Just Opened: Parts and Labour, Parkdale’s new bar-club-restaurant-art gallery-wine bar

Just Opened: Parts and Labour, Parkdale’s new bar-club-restaurant-art gallery-wine bar

Bring on the bream: Parts and Labour's tables await dinner and diners

For many residents of Parkdale, the opening of Parts and Labour at the Roncy end of Queen West means one of two things: here’s a new restaurant, or here’s a new nightclub masquerading as a restaurant. Anyone who attended last week’s official opening could be forgiven for suspecting the latter, as throngs of people crowded the P&L bar—and they weren’t ordering food.

(Images: Jon Sufrin)

City hall’s lack of distinction between restaurants and bars has been a lingering problem for residents along Queen West since the opening of The Drake, but first impressions can be deceiving. Parts and Labour is spacious enough (and the bar is big enough) to host a raucous party, but chef Matty Matheson has drawn up a menu for serious foodies. Sample entries—served to the thumping bass of The Stooges and the like—include peppercorn-crusted horse tenderloin with bone marrow ($36) or grilled whole sea bream ($28) with creamed savoy cabbage. All the pasta is made in-house and the ragout ($18) features short rib that have been braised for 24 hours. The entire roof is occupied by a well-maintained garden that supplies the kitchen with greens, radishes and herbs. Owners are unclear, though, about whether a rooftop patio is in the works.

“There were a few problems with [city councillor] Gord Perks, because he thought we were going to be a club,” recalls co-owner Brian Richer from Castor Design, who’s partly responsible for the arty feel of the place. “But we’ve invested so heavily in the kitchen and kitchen equipment.”

If residents are confused as to what the restaurant means for the neighborhood, it may be because Parts and Labour is a jack of all trades. “The most challenging part of what we’re doing is trying to open something that’s more than one thing,” says co-owner Richard Lambert. The restaurant, with its eight large, communal tables, becomes a wine bar later in the evening; there’s a venue for live music in the basement—“you don’t hear anything outside,” owners say—while Nicholas Brown from Red Bull 381 and Toronto Life’s own Catherine Dean curate art shows.

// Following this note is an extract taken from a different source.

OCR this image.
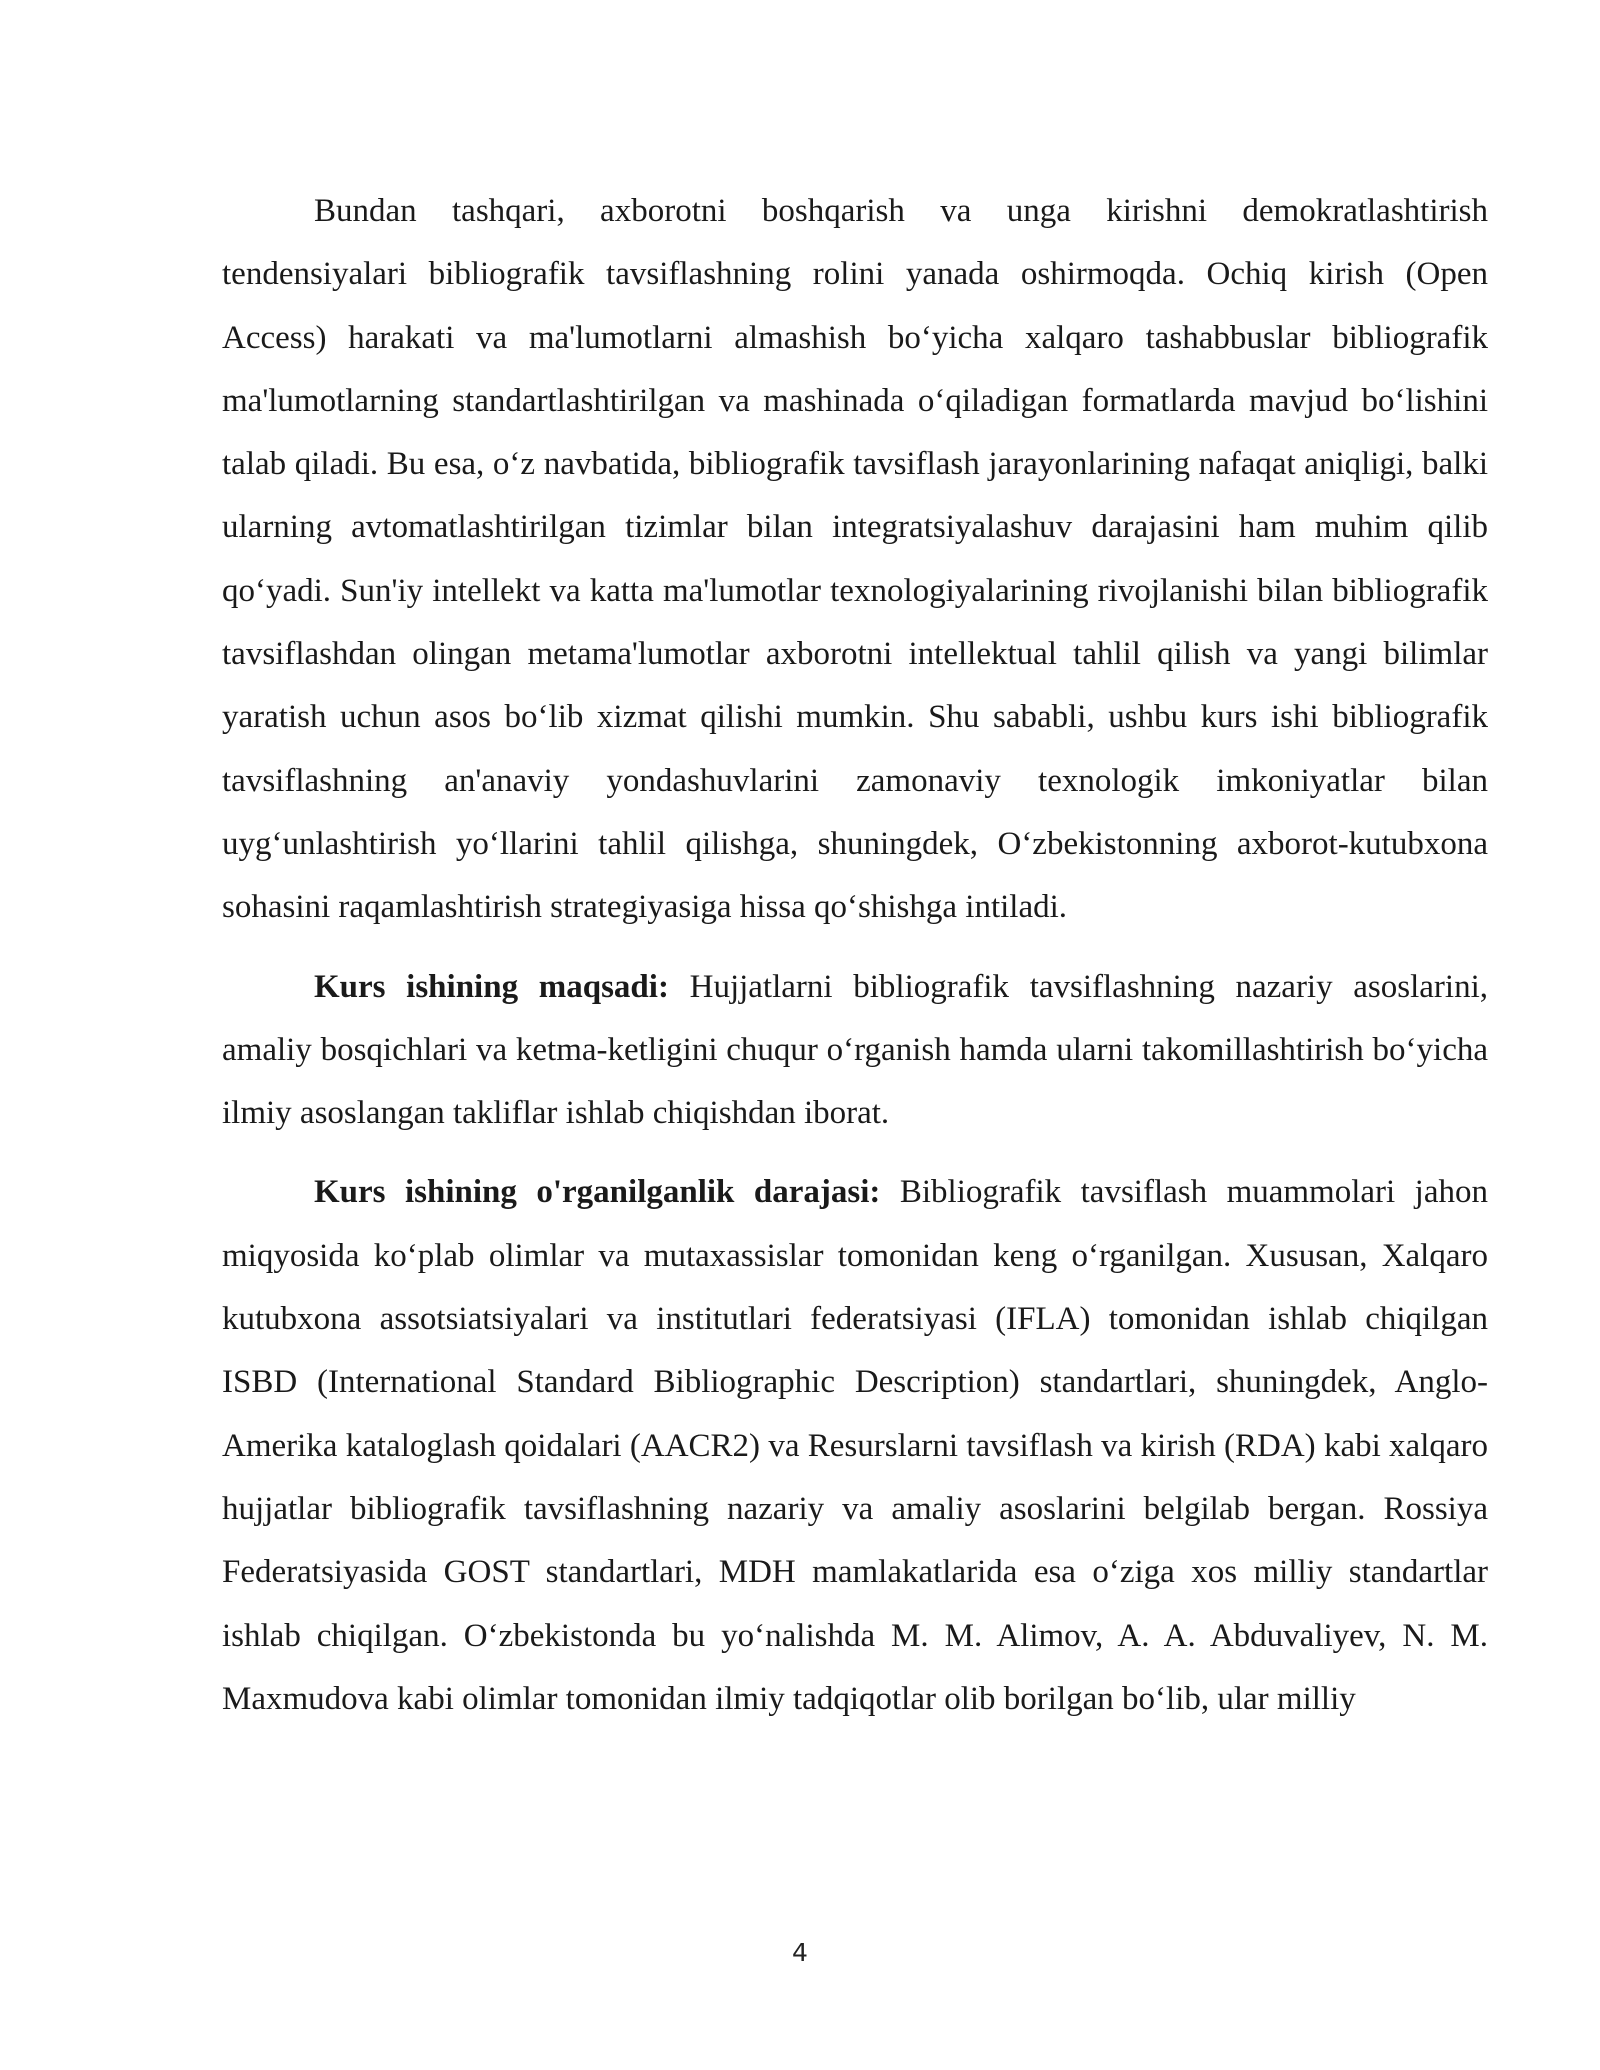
Bundan tashqari, axborotni boshqarish va unga kirishni demokratlashtirish tendensiyalari bibliografik tavsiflashning rolini yanada oshirmoqda. Ochiq kirish (Open Access) harakati va ma'lumotlarni almashish bo‘yicha xalqaro tashabbuslar bibliografik ma'lumotlarning standartlashtirilgan va mashinada o‘qiladigan formatlarda mavjud bo‘lishini talab qiladi. Bu esa, o‘z navbatida, bibliografik tavsiflash jarayonlarining nafaqat aniqligi, balki ularning avtomatlashtirilgan tizimlar bilan integratsiyalashuv darajasini ham muhim qilib qo‘yadi. Sun'iy intellekt va katta ma'lumotlar texnologiyalarining rivojlanishi bilan bibliografik tavsiflashdan olingan metama'lumotlar axborotni intellektual tahlil qilish va yangi bilimlar yaratish uchun asos bo‘lib xizmat qilishi mumkin. Shu sababli, ushbu kurs ishi bibliografik tavsiflashning an'anaviy yondashuvlarini zamonaviy texnologik imkoniyatlar bilan uyg‘unlashtirish yo‘llarini tahlil qilishga, shuningdek, O‘zbekistonning axborot-kutubxona sohasini raqamlashtirish strategiyasiga hissa qo‘shishga intiladi.

Kurs ishining maqsadi: Hujjatlarni bibliografik tavsiflashning nazariy asoslarini, amaliy bosqichlari va ketma-ketligini chuqur o‘rganish hamda ularni takomillashtirish bo‘yicha ilmiy asoslangan takliflar ishlab chiqishdan iborat.

Kurs ishining o'rganilganlik darajasi: Bibliografik tavsiflash muammolari jahon miqyosida ko‘plab olimlar va mutaxassislar tomonidan keng o‘rganilgan. Xususan, Xalqaro kutubxona assotsiatsiyalari va institutlari federatsiyasi (IFLA) tomonidan ishlab chiqilgan ISBD (International Standard Bibliographic Description) standartlari, shuningdek, Anglo-Amerika kataloglash qoidalari (AACR2) va Resurslarni tavsiflash va kirish (RDA) kabi xalqaro hujjatlar bibliografik tavsiflashning nazariy va amaliy asoslarini belgilab bergan. Rossiya Federatsiyasida GOST standartlari, MDH mamlakatlarida esa o‘ziga xos milliy standartlar ishlab chiqilgan. O‘zbekistonda bu yo‘nalishda M. M. Alimov, A. A. Abduvaliyev, N. M. Maxmudova kabi olimlar tomonidan ilmiy tadqiqotlar olib borilgan bo‘lib, ular milliy

4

Local businesses are excited about the investment into Parkdale, and say that concerns from residents are tapering. “There were a lot of upset people originally,” says Mark Cutrara, who runs Cowbell right next door. “There were concerns about noise levels, people puking in the streets. I don’t think it’s going to be that kind of place.”

Parts and Labour, 1566 Queen St. W., 416-588-7750, partsandlabour.ca.